While the smooth L1 loss has traditionally been used for bounding box regression, it measures only the difference between predicted and target coordinates, not the quality of overlap between boxes. In dense prediction tasks, this can lead to suboptimal localization: a box may have low coordinate error but still misalign significantly with the ground truth. To address this, modern detectors increasingly use IoU-based losses, which directly optimize the overlap between predicted and ground-truth boxes.

Intersection over Union (IoU)#

The IoU between two boxes is defined as:

\[ \text{IoU} = \frac{\text{area of overlap}}{\text{area of union}}. \]

It ranges from 0 (no overlap) to 1 (perfect alignment). A simple IoU loss can be defined as:

\[ \mathcal{L}_{\rm IoU} = 1 - \text{IoU}. \]

This functions directly encourages maximizing overlap but has two limitations when boxes do not overlap (IoU = 0): it provides no gradient and does not penalize differences in box size or position.

Generalized IoU (GIoU)#

The GIoU loss addresses the IoU limitations by adding a penalty term based on the smallest enclosing box that contains both predicted and target boxes. It is defined as:

\[ \mathcal{L}_{\rm GIoU} = 1 - \text{IoU} + \frac{|C - A\cup B|}{|C|} \]

where \(C\) is the area of the smallest enclosing box that contains both the predicted and target boxes, and \(A \cup B\) is the area of the union of the predicted and target boxes. GIoU provides meaningful gradients even when boxes do not overlap, encouraging predictions to move toward the target.

Distance IoU (DIoU)#

The DIoU loss improves the IoU metric by incorporating the distance between predicted and target boxes. It is defined as:

\[ \mathcal{L}_{\rm DIoU} = 1 - \text{IoU} + \frac{d^2}{c^2} \]

where \(d\) is the normalized distance between the box centers, and \(c\) is the diagonal length of the smallest enclosing box that contains both predicted and target boxes. The DIoU loss encourages not only better overlap but also better alignment of the box centers.

Complete IoU (CIoU)#

The CIoU loss extends the DIoU metric by also considering aspect ratio consistency between predicted and target boxes. It is defined as:

\[ \mathcal{L}_{\rm CIoU} = 1 - \text{IoU} + \frac{d^2}{c^2} + \alpha \rho \]

where \(\rho\) is the difference in aspect ratio between the boxes, and \(\alpha\) is a weighting factor. The CIoU loss encourages predictions that are well-aligned in position, size, and shape.

Tip

The CIoU loss is often regarded as the most effective IoU-based loss. However, the optimal choice may vary depending on the dataset.

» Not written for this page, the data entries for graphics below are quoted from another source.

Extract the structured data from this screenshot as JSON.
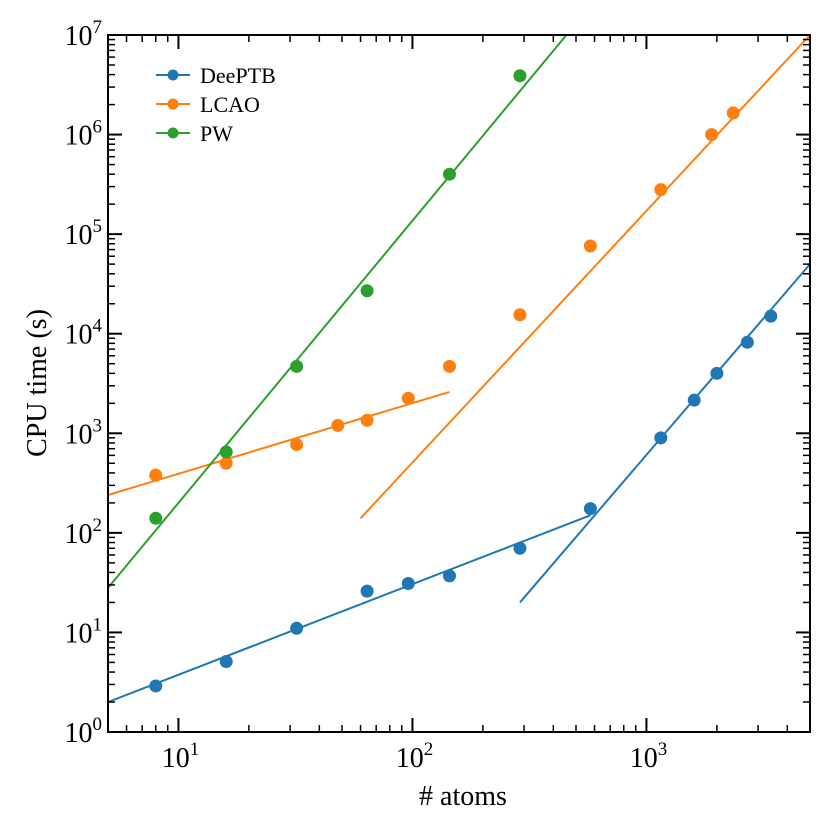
{
  "chart_data": {
    "type": "scatter",
    "title": "",
    "xlabel": "# atoms",
    "ylabel": "CPU time (s)",
    "xscale": "log",
    "yscale": "log",
    "xlim": [
      5,
      5000
    ],
    "ylim": [
      1,
      10000000
    ],
    "grid": false,
    "legend_position": "top-left",
    "x_ticks": [
      {
        "base": "10",
        "exp": "1",
        "value": 10
      },
      {
        "base": "10",
        "exp": "2",
        "value": 100
      },
      {
        "base": "10",
        "exp": "3",
        "value": 1000
      }
    ],
    "y_ticks": [
      {
        "base": "10",
        "exp": "0",
        "value": 1
      },
      {
        "base": "10",
        "exp": "1",
        "value": 10
      },
      {
        "base": "10",
        "exp": "2",
        "value": 100
      },
      {
        "base": "10",
        "exp": "3",
        "value": 1000
      },
      {
        "base": "10",
        "exp": "4",
        "value": 10000
      },
      {
        "base": "10",
        "exp": "5",
        "value": 100000
      },
      {
        "base": "10",
        "exp": "6",
        "value": 1000000
      },
      {
        "base": "10",
        "exp": "7",
        "value": 10000000
      }
    ],
    "series": [
      {
        "name": "DeePTB",
        "color": "#1f77b4",
        "points": [
          [
            8,
            2.9
          ],
          [
            16,
            5.1
          ],
          [
            32,
            11
          ],
          [
            64,
            26
          ],
          [
            96,
            31
          ],
          [
            144,
            37
          ],
          [
            288,
            70
          ],
          [
            576,
            175
          ],
          [
            1152,
            900
          ],
          [
            1600,
            2150
          ],
          [
            2000,
            4000
          ],
          [
            2700,
            8200
          ],
          [
            3400,
            15000
          ]
        ],
        "fits": [
          {
            "from": [
              5,
              2.0
            ],
            "to": [
              576,
              150
            ]
          },
          {
            "from": [
              288,
              20
            ],
            "to": [
              5000,
              50000
            ]
          }
        ]
      },
      {
        "name": "LCAO",
        "color": "#ff7f0e",
        "points": [
          [
            8,
            380
          ],
          [
            16,
            500
          ],
          [
            32,
            770
          ],
          [
            48,
            1200
          ],
          [
            64,
            1350
          ],
          [
            96,
            2250
          ],
          [
            144,
            4700
          ],
          [
            288,
            15500
          ],
          [
            576,
            76000
          ],
          [
            1152,
            280000
          ],
          [
            1900,
            1000000
          ],
          [
            2350,
            1650000
          ]
        ],
        "fits": [
          {
            "from": [
              5,
              240
            ],
            "to": [
              144,
              2600
            ]
          },
          {
            "from": [
              60,
              140
            ],
            "to": [
              5000,
              10000000
            ]
          }
        ]
      },
      {
        "name": "PW",
        "color": "#2ca02c",
        "points": [
          [
            8,
            140
          ],
          [
            16,
            650
          ],
          [
            32,
            4700
          ],
          [
            64,
            27000
          ],
          [
            144,
            400000
          ],
          [
            288,
            3900000
          ]
        ],
        "fits": [
          {
            "from": [
              5,
              28
            ],
            "to": [
              455,
              10000000
            ]
          }
        ]
      }
    ]
  }
}
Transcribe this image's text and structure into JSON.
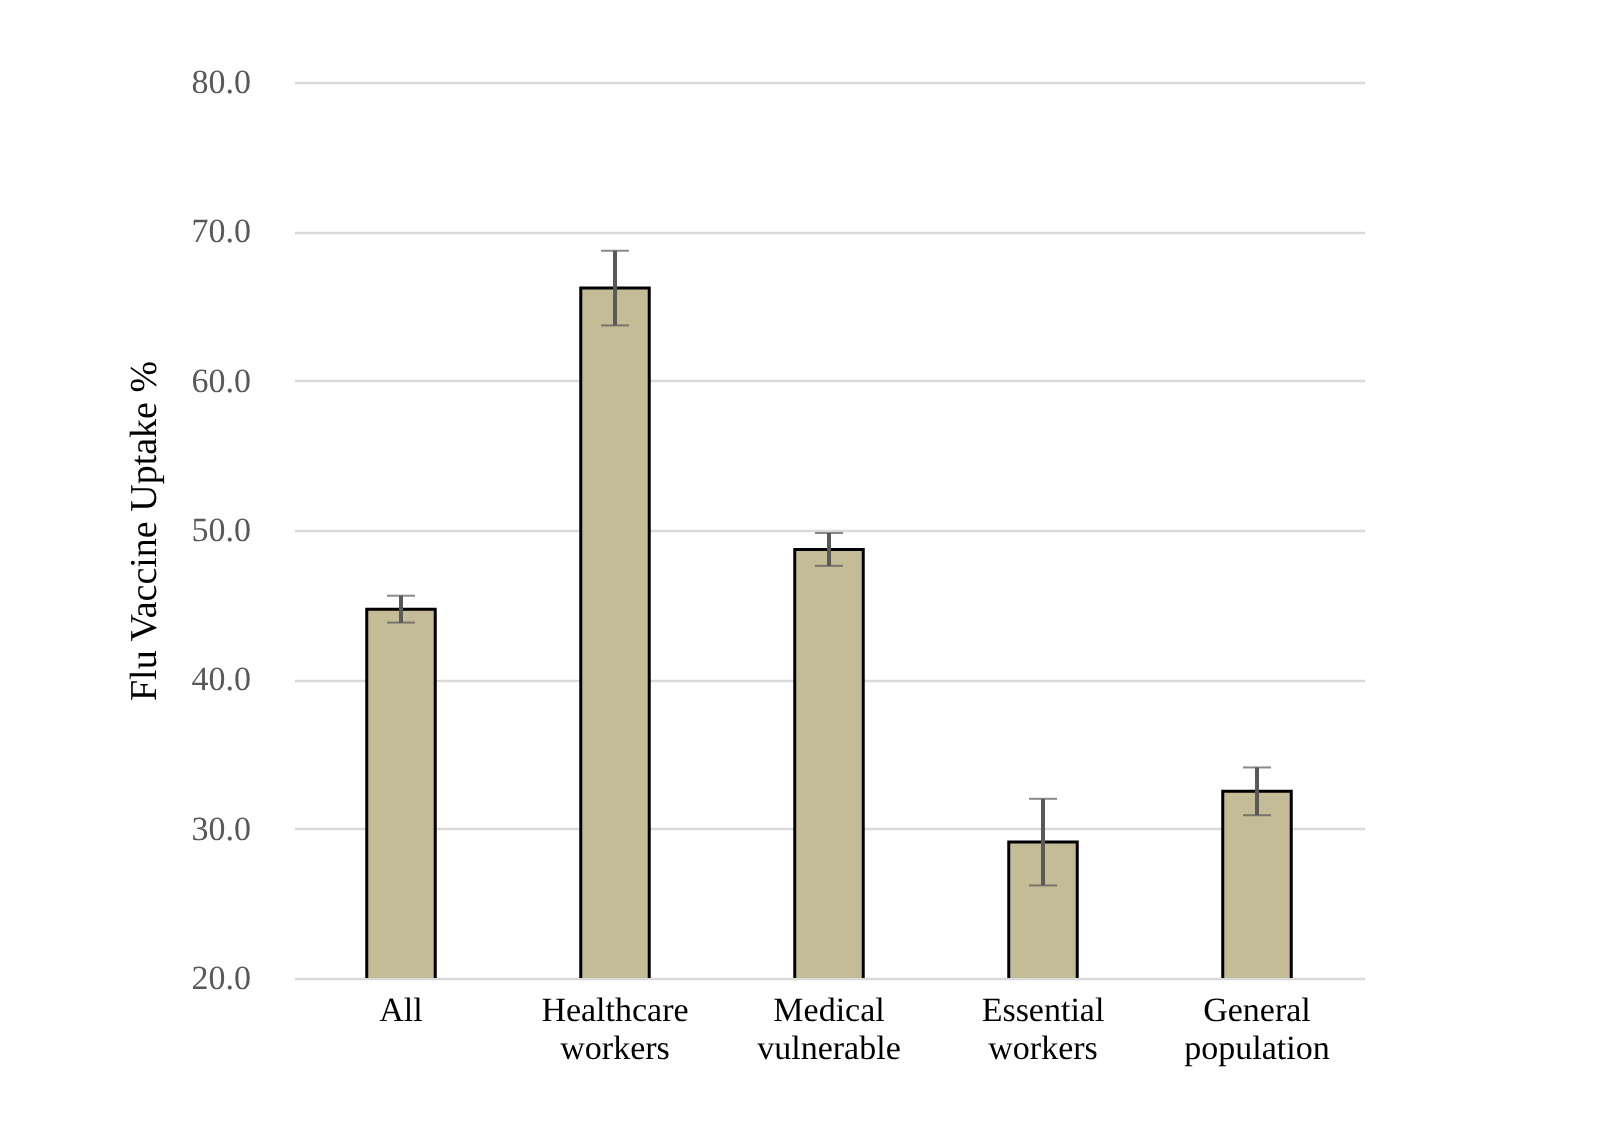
{
  "chart_data": {
    "type": "bar",
    "ylabel": "Flu Vaccine Uptake %",
    "categories": [
      "All",
      "Healthcare workers",
      "Medical vulnerable",
      "Essential workers",
      "General population"
    ],
    "values": [
      44.7,
      66.2,
      48.7,
      29.1,
      32.5
    ],
    "errors": [
      0.9,
      2.5,
      1.1,
      2.9,
      1.6
    ],
    "color": "#c4bc96",
    "ylim": [
      20,
      80
    ],
    "yticks": [
      {
        "value": 20,
        "label": "20.0"
      },
      {
        "value": 30,
        "label": "30.0"
      },
      {
        "value": 40,
        "label": "40.0"
      },
      {
        "value": 50,
        "label": "50.0"
      },
      {
        "value": 60,
        "label": "60.0"
      },
      {
        "value": 70,
        "label": "70.0"
      },
      {
        "value": 80,
        "label": "80.0"
      }
    ],
    "grid": "y"
  }
}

Distribution focal loss (DFL)#

Traditionally, bounding box regression consists of predicting four continuous values: the distances from a reference point (usually a cell center) to the four sides of a bounding box (left, top, right, bottom). The Distribution Focal Loss reformulates this task by predicting a discrete probability distribution for each side of a bounding box. Instead of predicting four continuous values per grid cell, the regression branch outputs four histograms across a set of bins that cover the possible range of distances. By doing so, the regression task is reformulated as a classification problem over discretized intervals. This often leads to higher localization accuracy, especially for small objects.

Predicted distribution#

Assume distances lie within a bounded range \([0, D]\). We divide this range into \(K\) bins, each of width \(d = D / K\). Then, the \(i\)-th bin corresponds to the interval:

\[ \text{Bin } i: [i \cdot d, (i + 1) \cdot d). \]

With \(K\) bins, the model predicts a logit vector \(s = (s_0, s_1, \ldots, s_{K-1})\) for each side of a bounding box. After applying the softmax, we obtain a probability distribution over the bins.

\[ (\forall i \in \{0, 1, \ldots, K-1\})\qquad p_i = \frac{\exp({s_i})}{\sum_{j=0}^{K-1} \exp({s_j})} \]

At inference time, we recover a continuous distance \(\hat{y}\) by taking the expectation of the predicted distribution.

\[ \hat{y} = \sum_{i=0}^{K-1} p_i \cdot i \]

Loss function#

Given a target distance \(y\), we identify the bin \(\ell = \lfloor y / d \rfloor\) that contains \(y\). The target distribution places all mass on the bins \(\ell\) and \(\ell + 1\), weighted by their fractional distance \(\alpha = y / d - \ell\) to the target.

\[\begin{split} (\forall i \in \{0, 1, \ldots, K-1\})\qquad q_i = \begin{cases} 1 - \alpha & \text{if } i = \ell \\ \alpha & \text{if } i = \ell + 1 \\ 0 & \text{otherwise} \end{cases} \end{split}\]

The loss is then computed as the cross-entropy between the predicted and target distributions.

\[ \mathcal{L}_{\rm DFL} = - \sum_{i=0}^{K-1} q_i \log(p_i) = - \big[ (1 - \alpha) \log(p_\ell) + \alpha \log(p_{\ell+1}) \big] \]

Tip

The Distribution Focal Loss is often combined with IoU-based losses, since IoU optimizes overlap while DFL sharpens coordinate precision.

\[ \mathcal{L}_{\rm box} = \mathcal{L}_{\rm CIoU} + \gamma\, \mathcal{L}_{\rm DFL} \]